In a stinging assessment of APEC’s performance, the think-tank Ibon Foundation has concluded that it is “an exclusive organization that for the last 26 years has been promoting the most exclusionary economic policies the world has ever seen.”
At its 1996 leaders’ summit held in Subic, Ibon says, APEC “reaffirmed the primacy of an open multilateral trading system based on the WTO” and launched the implementing phase of [the] free and open trade and investment agenda.” It also formed the APEC Business Advisory Council (ABAC) to “engage the business sector as a full partner in the APEC agenda.” (It was the ABAC, chaired by Doris Magsaysay Ho, that pushed the plan to “globalize” the MSMEs.)
It was noted by Ibon that in 1996 APEC leaders affirmed the commitment to sustainable growth and equitable development, and expressed confidence that “substantial, concrete, measurable and sustainable results” would be produced, with “tangible improvements” in the lives of people by the turn of the century (meaning, 15 years ago).
Zeroing in on APEC’s impact on the Philippines, Ibon points out that despite the growth in trade and foreign investments, the results are depressing:
• Agriculture’s share in the gross domestic product, between 1996 and 2014, shrank by more than half, from 21.1% to 10%; its share in total employment likewise shrank for the same period from 28% to 26.9%. (The major reason was the untrammelled inflow into the country of cheap foreign agricultural products – meat, rice, vegetables – against which Filipino farmers couldn’t compete.)
• Manufacturing saw its share of the GDP shrink from 25.3% in 1996 to 23.3% in 2014; its share of employment dipped from 9.9% to 8.3%. Over 16 years, 72,777 factories shut down, most of them small. In 1996, 97,841 firms employed 1.25 million workers, by 2012 only 25,064 firms in operation employed 1.19 million.
• The job losses have made life worse for the 66 million poor Filipinos today – compare that number with the 72 million total population in 1996! – as they struggle to survive on P125 or less a day. Our poor countrymen suffer from stagnant real wages, job instability, less and less land to till, plus the rising costs of education, health care, transport, water, electricity.
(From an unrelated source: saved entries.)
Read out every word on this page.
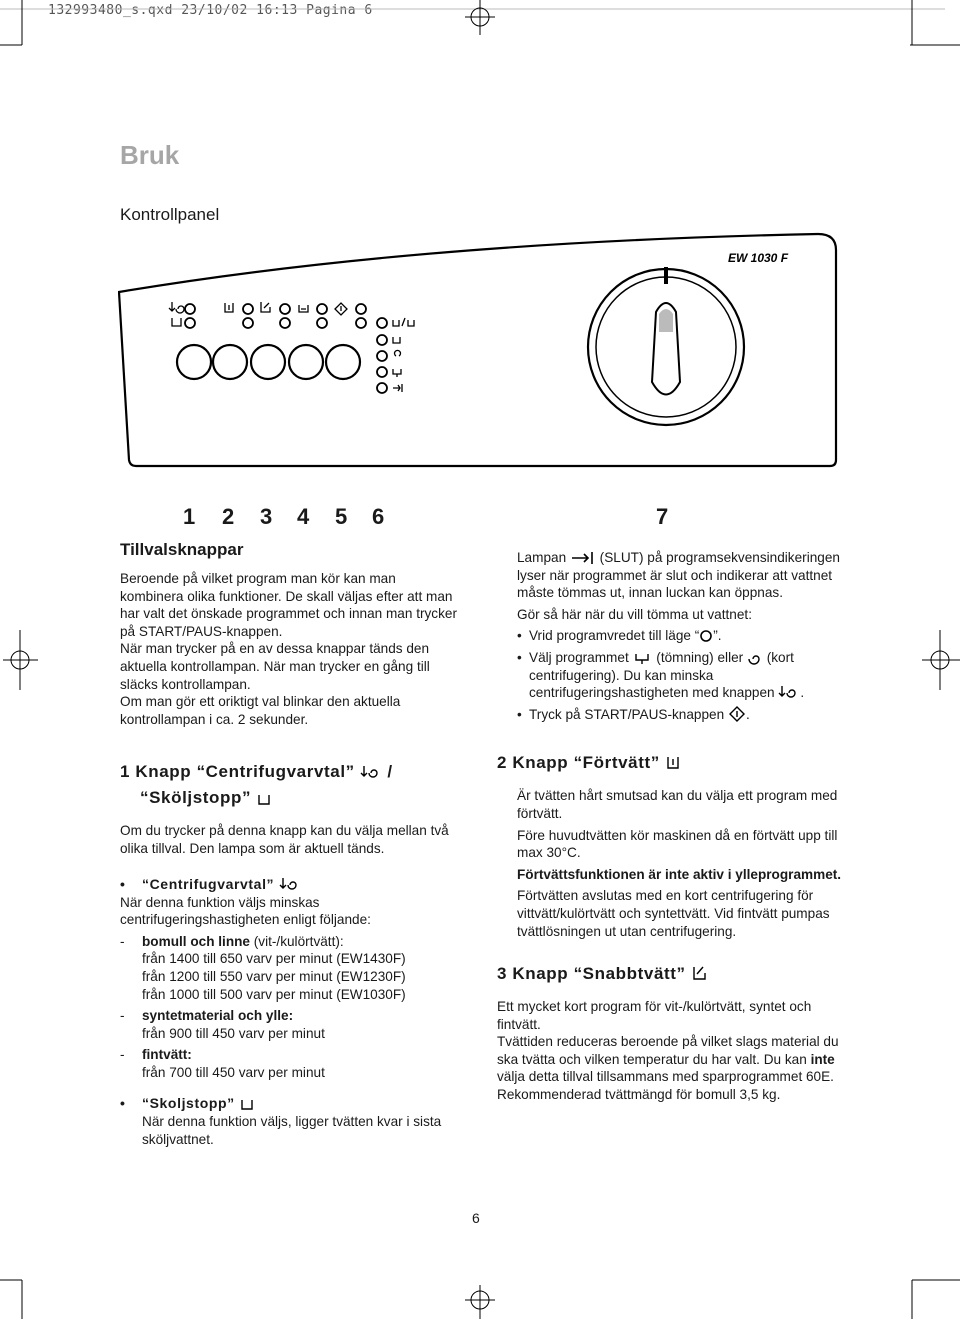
132993480_s.qxd 23/10/02 16:13 Pagina 6
Bruk
Kontrollpanel
EW 1030 F
1 2 3 4 5 6	7
Tillvalsknappar
Beroende på vilket program man kör kan man kombinera olika funktioner. De skall väljas efter att man har valt det önskade programmet och innan man trycker på START/PAUS-knappen.
När man trycker på en av dessa knappar tänds den aktuella kontrollampan. När man trycker en gång till släcks kontrollampan.
Om man gör ett oriktigt val blinkar den aktuella kontrollampan i ca. 2 sekunder.
1 Knapp “Centrifugvarvtal”  /
“Sköljstopp”
Om du trycker på denna knapp kan du välja mellan två olika tillval. Den lampa som är aktuell tänds.
• “Centrifugvarvtal”
När denna funktion väljs minskas centrifugeringshastigheten enligt följande:
- bomull och linne (vit-/kulörtvätt):
från 1400 till 650 varv per minut (EW1430F)
från 1200 till 550 varv per minut (EW1230F)
från 1000 till 500 varv per minut (EW1030F)
- syntetmaterial och ylle:
från 900 till 450 varv per minut
- fintvätt:
från 700 till 450 varv per minut
• “Skoljstopp”
När denna funktion väljs, ligger tvätten kvar i sista sköljvattnet.
Lampan  (SLUT) på programsekvensindikeringen lyser när programmet är slut och indikerar att vattnet måste tömmas ut, innan luckan kan öppnas.
Gör så här när du vill tömma ut vattnet:
• Vrid programvredet till läge “ ”.
• Välj programmet  (tömning) eller  (kort centrifugering). Du kan minska centrifugeringshastigheten med knappen .
• Tryck på START/PAUS-knappen .
2 Knapp “Förtvätt”
Är tvätten hårt smutsad kan du välja ett program med förtvätt.
Före huvudtvätten kör maskinen då en förtvätt upp till max 30°C.
Förtvättsfunktionen är inte aktiv i ylleprogrammet.
Förtvätten avslutas med en kort centrifugering för vittvätt/kulörtvätt och syntettvätt. Vid fintvätt pumpas tvättlösningen ut utan centrifugering.
3 Knapp “Snabbtvätt”
Ett mycket kort program för vit-/kulörtvätt, syntet och fintvätt.
Tvättiden reduceras beroende på vilket slags material du ska tvätta och vilken temperatur du har valt. Du kan inte välja detta tillval tillsammans med sparprogrammet 60E. Rekommenderad tvättmängd för bomull 3,5 kg.
6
• True, new wealth was created. But much of it was siphoned off by the prime beneficiaries of globalization. The net income of the 1,000 top corporations in the Philippines (including multinational corporations and fast-growing conglomerates of local capitalists) increased 4 times from P25 billion in 1996 to P1 trillion in 2013. This year the richest 25 Filipinos are worth $65.4 billion, equivalent to the aggregate incomes of the 26 million poorest Filipinos.
Now, consider the data on poverty in the United States, the world’s largest economy ($16-trillion GDP). A column piece by Eduardo Porter in the International New York Times tells us:
Nearly 16 million Americans – 1 of 20 in the population – make do with $8.60 per person per day (for a family of four). That puts them below 50% of the US poverty line. Over 50 years of economic growth, the number hasn’t shrunk but even increased from 10 million in 1983.
More astounding fact: in 1996 the US federal government ended its assistance programs to the poor with the lowest-income level, while increasing by 74% the benefits for those who worked and earned incomes above the poverty line (deemed the lower-middle class).
“The deeply poor remain politically unorganized,” is the commentator’s observation. And because they are “out of sight, out of mind,” government conveniently ignores them.
In the Philippines, many of our poor have been organized and militantly protesting, struggling for decades. But just the same, their urgent demands for a better life keep falling on deaf ears.